Blue Origins unbemannter Frachtlander Endurance (auch bekannt als MK1) hat die Tests in der NASA-Kammer A abgeschlossen, einer der größten Thermovakuum-Testeinrichtungen der Erde, und bewiesen, dass er das Vakuum des Weltraums und extreme Temperaturen aushalten kann, ohne sich spontan zu zerlegen. Die Tests, die im Rahmen einer erstattungsfähigen Space Act-Vereinbarung durchgeführt wurden, stellen ein öffentlich-privates Partnerschaftsmodell dar, bei dem die NASA kommerzielle Hardware ausleihen und Blue Origin die sehr teure Vakuumkammer der NASA ausleihen kann.
Endurance wird Präzisionslandung, kryogene Antriebstechnik und autonome Führungs-, Navigations- und Steuerungsfähigkeiten demonstrieren, um zukünftige Mondoberflächenoperationen zu unterstützen – denn auf dem Mond zu landen, ohne abzustürzen, gilt immer noch als wertvolle Fähigkeit.

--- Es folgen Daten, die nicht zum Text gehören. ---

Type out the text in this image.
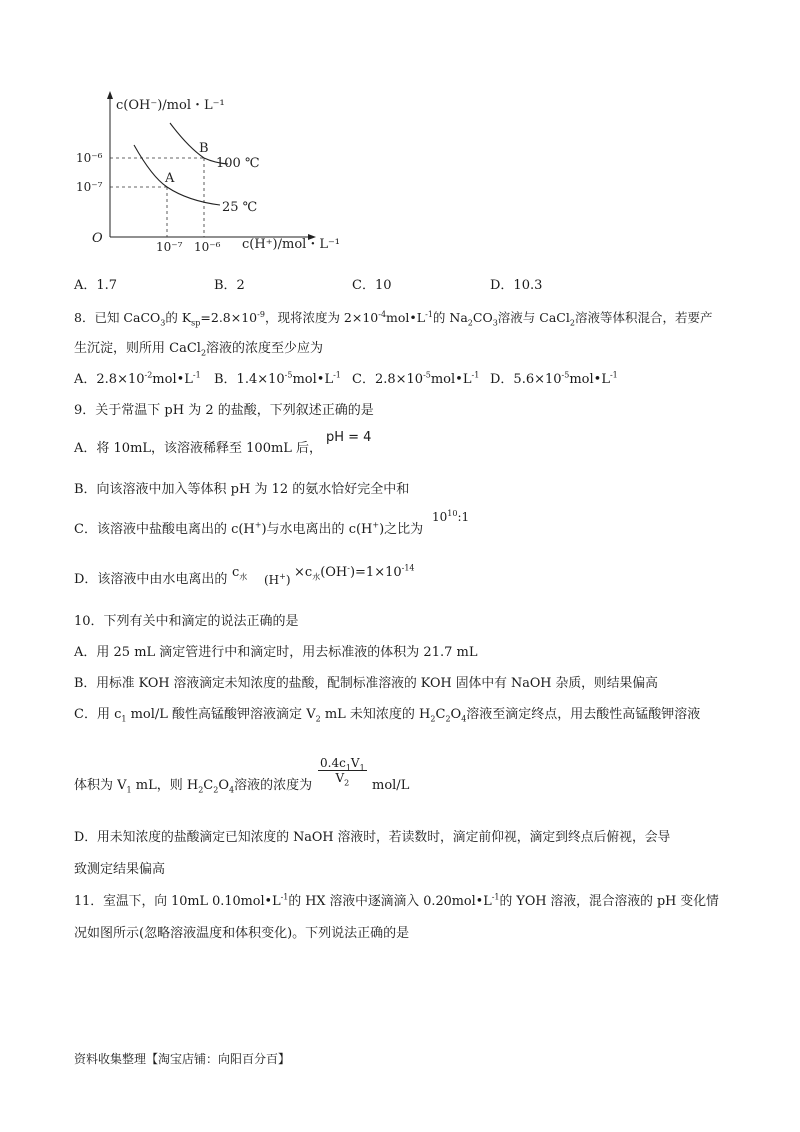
c(OH⁻)/mol・L⁻¹
c(H⁺)/mol・L⁻¹
O
10⁻⁶
10⁻⁷
10⁻⁷ 10⁻⁶
A
B
100 ℃
25 ℃
A．1.7	B．2	C．10	D．10.3
8．已知 CaCO$_3$的 $K_{sp}=2.8\times 10^{-9}$，现将浓度为 $2\times 10^{-4}mol•L^{-1}$的 $Na_2CO_3$溶液与 CaCl$_2$溶液等体积混合，若要产
生沉淀，则所用 CaCl$_2$溶液的浓度至少应为
A．$2.8\times 10^{-2}mol•L^{-1}$ B．$1.4\times 10^{-5}mol•L^{-1}$ C．$2.8\times 10^{-5}mol•L^{-1}$ D．$5.6\times 10^{-5}mol•L^{-1}$
9．关于常温下 pH 为 2 的盐酸，下列叙述正确的是
A．将 10mL，该溶液稀释至 100mL 后，
pH = 4
B．向该溶液中加入等体积 pH 为 12 的氨水恰好完全中和
C．该溶液中盐酸电离出的 c(H+)与水电离出的 c(H+)之比为
$10^{10}:1$
D．该溶液中由水电离出的 $c_水$ $(H^+) \times c_水(OH^-)=1\times 10^{-14}$
10．下列有关中和滴定的说法正确的是
A．用 25 mL 滴定管进行中和滴定时，用去标准液的体积为 21.7 mL
B．用标准 KOH 溶液滴定未知浓度的盐酸，配制标准溶液的 KOH 固体中有 NaOH 杂质，则结果偏高
C．用 $c_1$ mol/L 酸性高锰酸钾溶液滴定 $V_2$ mL 未知浓度的 $H_2C_2O_4$溶液至滴定终点，用去酸性高锰酸钾溶液
体积为 $V_1$ mL，则 $H_2C_2O_4$溶液的浓度为
$\frac{0.4c_1V_1}{V_2}$
mol/L
D．用未知浓度的盐酸滴定已知浓度的 NaOH 溶液时，若读数时，滴定前仰视，滴定到终点后俯视，会导
致测定结果偏高
11．室温下，向 10mL $0.10mol•L^{-1}$的 HX 溶液中逐滴滴入 $0.20mol•L^{-1}$的 YOH 溶液，混合溶液的 pH 变化情
况如图所示(忽略溶液温度和体积变化)。下列说法正确的是
资料收集整理【淘宝店铺：向阳百分百】
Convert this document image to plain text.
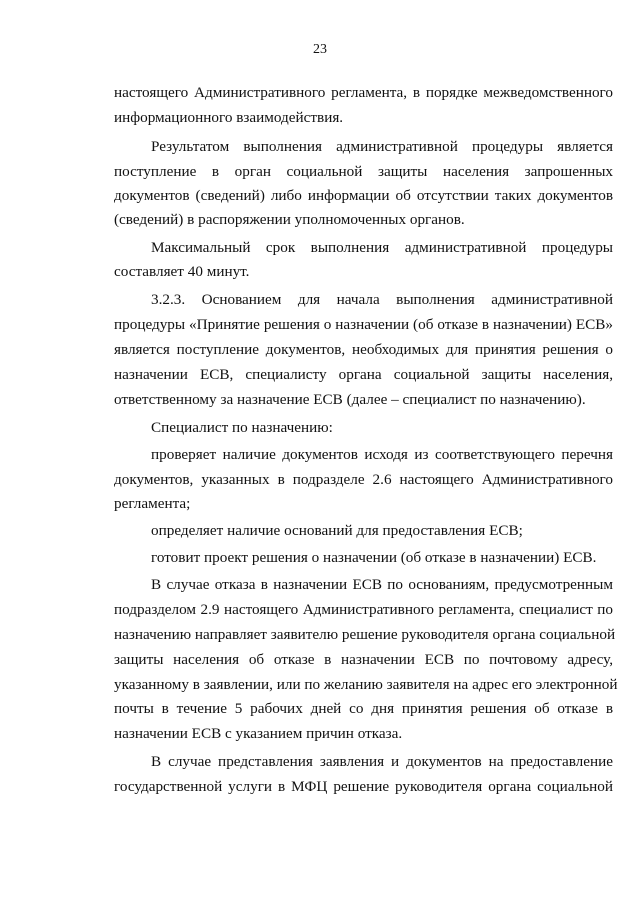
23
настоящего Административного регламента, в порядке межведомственного
информационного взаимодействия.
Результатом выполнения административной процедуры является
поступление в орган социальной защиты населения запрошенных
документов (сведений) либо информации об отсутствии таких документов
(сведений) в распоряжении уполномоченных органов.
Максимальный срок выполнения административной процедуры
составляет 40 минут.
3.2.3. Основанием для начала выполнения административной
процедуры «Принятие решения о назначении (об отказе в назначении) ЕСВ»
является поступление документов, необходимых для принятия решения о
назначении ЕСВ, специалисту органа социальной защиты населения,
ответственному за назначение ЕСВ (далее – специалист по назначению).
Специалист по назначению:
проверяет наличие документов исходя из соответствующего перечня
документов, указанных в подразделе 2.6 настоящего Административного
регламента;
определяет наличие оснований для предоставления ЕСВ;
готовит проект решения о назначении (об отказе в назначении) ЕСВ.
В случае отказа в назначении ЕСВ по основаниям, предусмотренным
подразделом 2.9 настоящего Административного регламента, специалист по
назначению направляет заявителю решение руководителя органа социальной
защиты населения об отказе в назначении ЕСВ по почтовому адресу,
указанному в заявлении, или по желанию заявителя на адрес его электронной
почты в течение 5 рабочих дней со дня принятия решения об отказе в
назначении ЕСВ с указанием причин отказа.
В случае представления заявления и документов на предоставление
государственной услуги в МФЦ решение руководителя органа социальной
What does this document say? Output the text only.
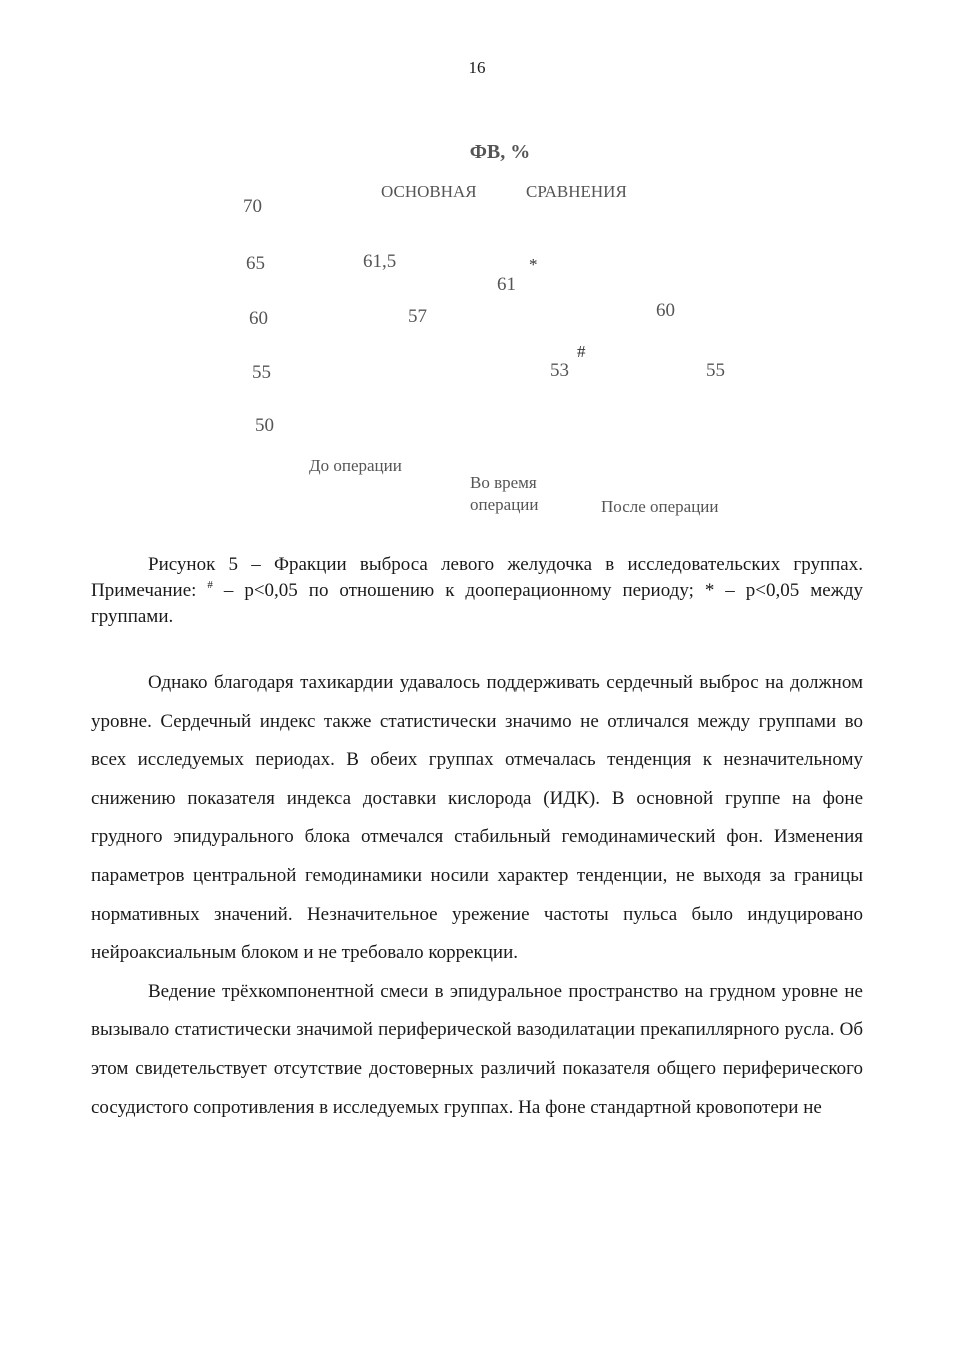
16
ФВ, %
ОСНОВНАЯ	СРАВНЕНИЯ
70
65
60
55
50
61,5
61
60
57
53	55
*
#
До операции
Во время
операции	После операции
Рисунок 5 – Фракции выброса левого желудочка в исследовательских группах. Примечание: # – p<0,05 по отношению к дооперационному периоду; * – p<0,05 между группами.

Однако благодаря тахикардии удавалось поддерживать сердечный выброс на должном уровне. Сердечный индекс также статистически значимо не отличался между группами во всех исследуемых периодах. В обеих группах отмечалась тенденция к незначительному снижению показателя индекса доставки кислорода (ИДК). В основной группе на фоне грудного эпидурального блока отмечался стабильный гемодинамический фон. Изменения параметров центральной гемодинамики носили характер тенденции, не выходя за границы нормативных значений. Незначительное урежение частоты пульса было индуцировано нейроаксиальным блоком и не требовало коррекции.

Ведение трёхкомпонентной смеси в эпидуральное пространство на грудном уровне не вызывало статистически значимой периферической вазодилатации прекапиллярного русла. Об этом свидетельствует отсутствие достоверных различий показателя общего периферического сосудистого сопротивления в исследуемых группах. На фоне стандартной кровопотери не
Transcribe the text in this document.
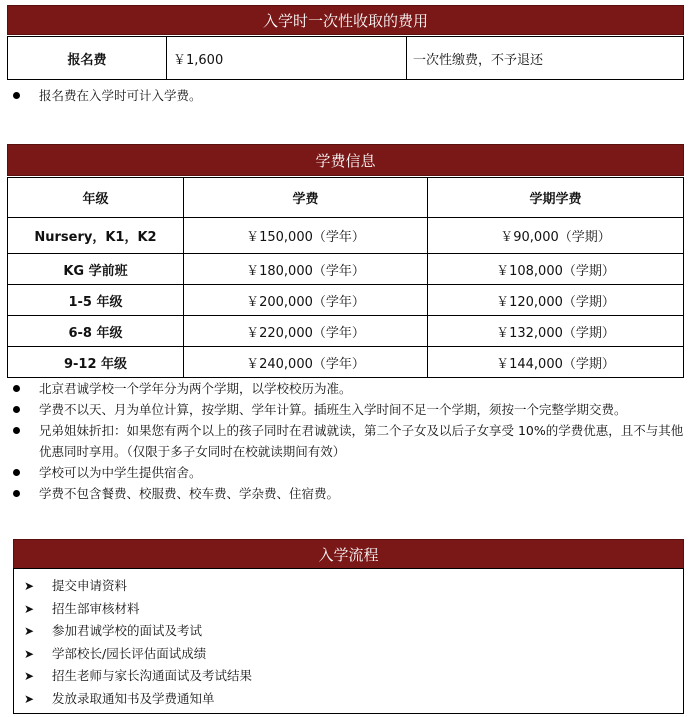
入学时一次性收取的费用
报名费	￥1,600	一次性缴费，不予退还
报名费在入学时可计入学费。
学费信息
年级	学费	学期学费
Nursery，K1，K2	￥150,000（学年）	￥90,000（学期）
KG 学前班	￥180,000（学年）	￥108,000（学期）
1-5 年级	￥200,000（学年）	￥120,000（学期）
6-8 年级	￥220,000（学年）	￥132,000（学期）
9-12 年级	￥240,000（学年）	￥144,000（学期）
北京君诚学校一个学年分为两个学期，以学校校历为准。
学费不以天、月为单位计算，按学期、学年计算。插班生入学时间不足一个学期，须按一个完整学期交费。
兄弟姐妹折扣：如果您有两个以上的孩子同时在君诚就读，第二个子女及以后子女享受 10%的学费优惠，且不与其他优惠同时享用。（仅限于多子女同时在校就读期间有效）
学校可以为中学生提供宿舍。
学费不包含餐费、校服费、校车费、学杂费、住宿费。
入学流程
➤ 提交申请资料
➤ 招生部审核材料
➤ 参加君诚学校的面试及考试
➤ 学部校长/园长评估面试成绩
➤ 招生老师与家长沟通面试及考试结果
➤ 发放录取通知书及学费通知单
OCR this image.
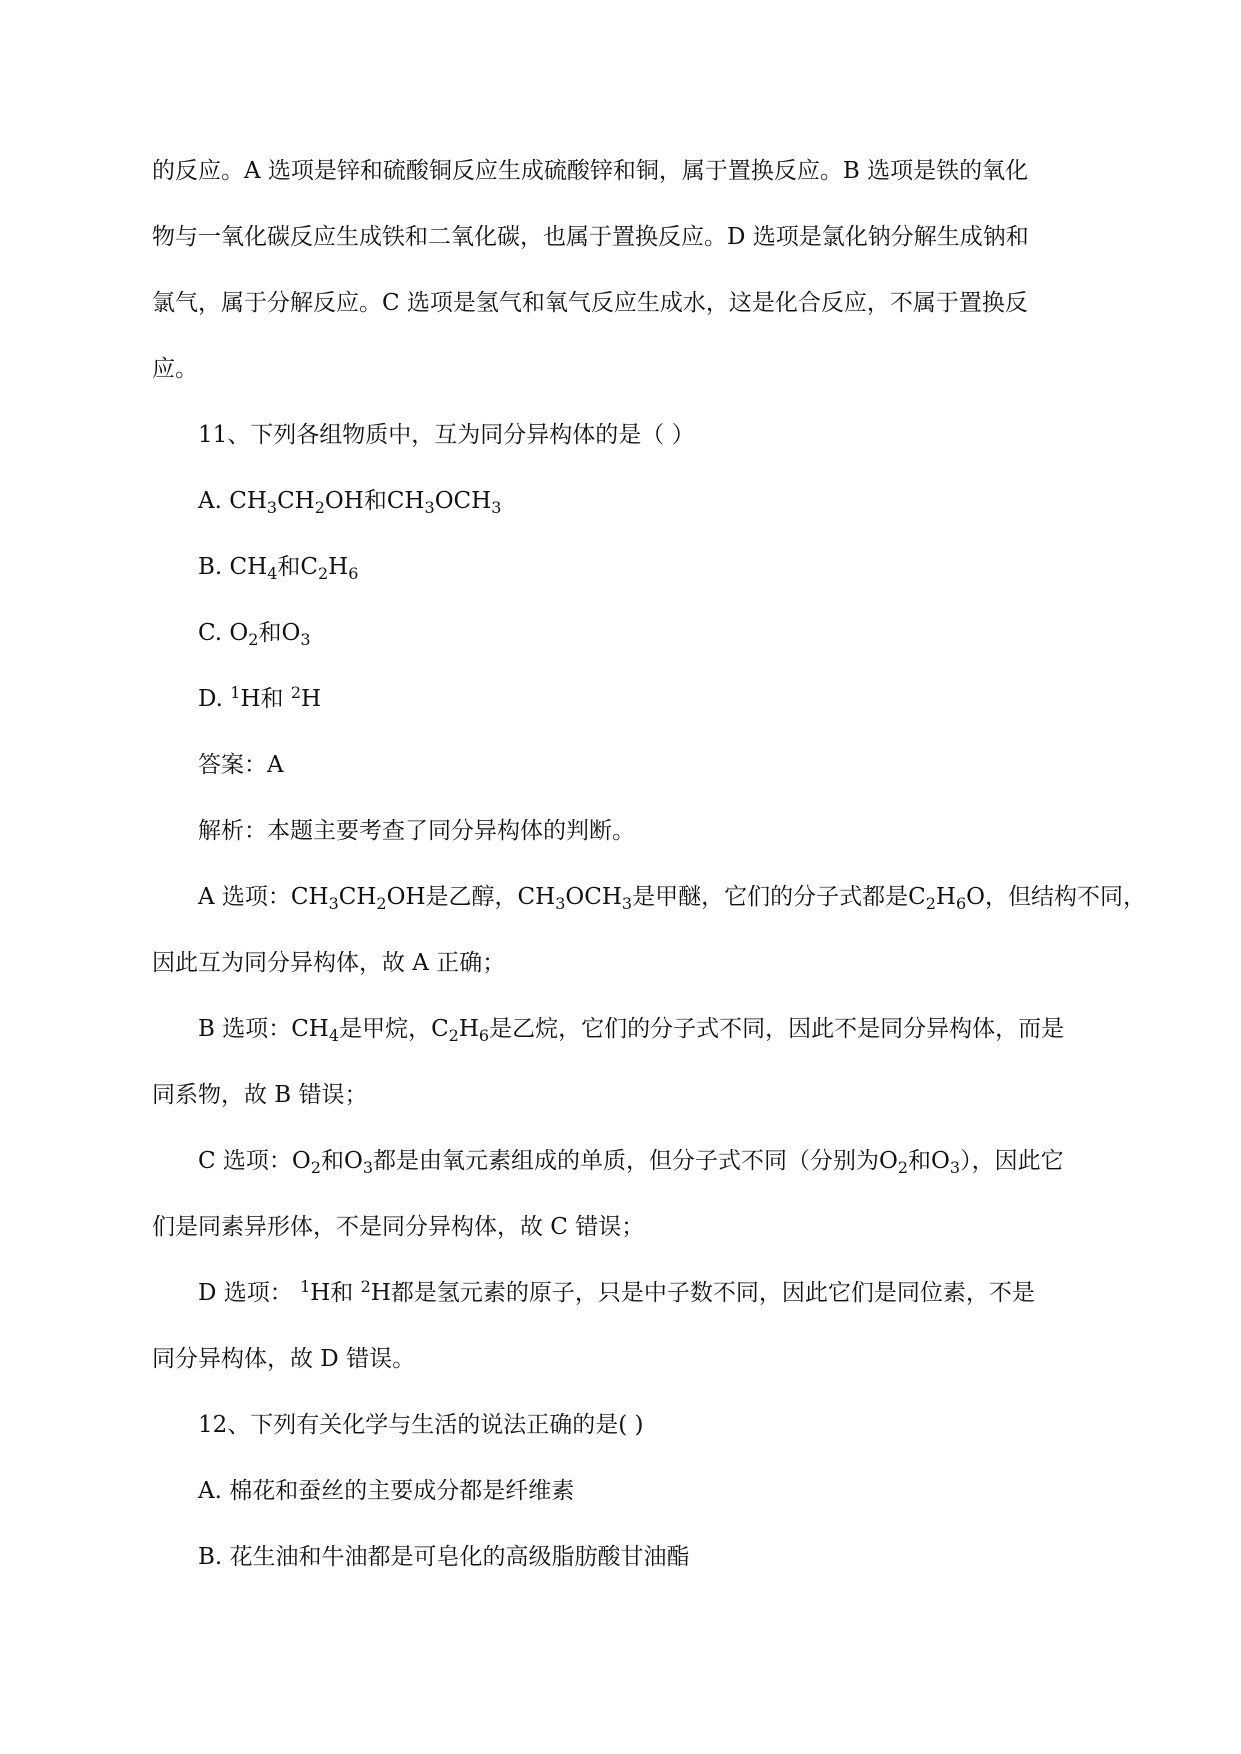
的反应。A 选项是锌和硫酸铜反应生成硫酸锌和铜，属于置换反应。B 选项是铁的氧化

物与一氧化碳反应生成铁和二氧化碳，也属于置换反应。D 选项是氯化钠分解生成钠和

氯气，属于分解反应。C 选项是氢气和氧气反应生成水，这是化合反应，不属于置换反

应。

11、下列各组物质中，互为同分异构体的是（ ）

A. $CH_3CH_2OH$和$CH_3OCH_3$

B. $CH_4$和$C_2H_6$

C. $O_2$和$O_3$

D. $^1$H和 $^2$H

答案：A

解析：本题主要考查了同分异构体的判断。

A 选项：$CH_3CH_2OH$是乙醇，$CH_3OCH_3$是甲醚，它们的分子式都是$C_2H_6O$，但结构不同，

因此互为同分异构体，故 A 正确；

B 选项：$CH_4$是甲烷，$C_2H_6$是乙烷，它们的分子式不同，因此不是同分异构体，而是

同系物，故 B 错误；

C 选项：$O_2$和$O_3$都是由氧元素组成的单质，但分子式不同（分别为$O_2$和$O_3$），因此它

们是同素异形体，不是同分异构体，故 C 错误；

D 选项： $^1$H和 $^2$H都是氢元素的原子，只是中子数不同，因此它们是同位素，不是

同分异构体，故 D 错误。

12、下列有关化学与生活的说法正确的是( )

A. 棉花和蚕丝的主要成分都是纤维素

B. 花生油和牛油都是可皂化的高级脂肪酸甘油酯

Zusätzlich zu seinen primären Zielen wird MK1 in diesem Jahr zwei NASA-Wissenschafts- und Technologienutzlasten im Rahmen der CLPS-Initiative in die Südpolregion des Mondes bringen: die Stereo Cameras for Lunar Plume-Surface Studies, eine Reihe hochauflösender Kameras, die Bilder der Wechselwirkung zwischen der Triebwerksfahne des Landers und der Mondoberfläche während des Abstiegs und der Landung aufnehmen, und das Laser Retroreflective Array, das umkreisenden Raumfahrzeugen hilft, einen genaueren Standort mithilfe reflektierten Laserlichts zu bestimmen – im Wesentlichen ein kosmisches Katzenauge für die Orbitalnavigation.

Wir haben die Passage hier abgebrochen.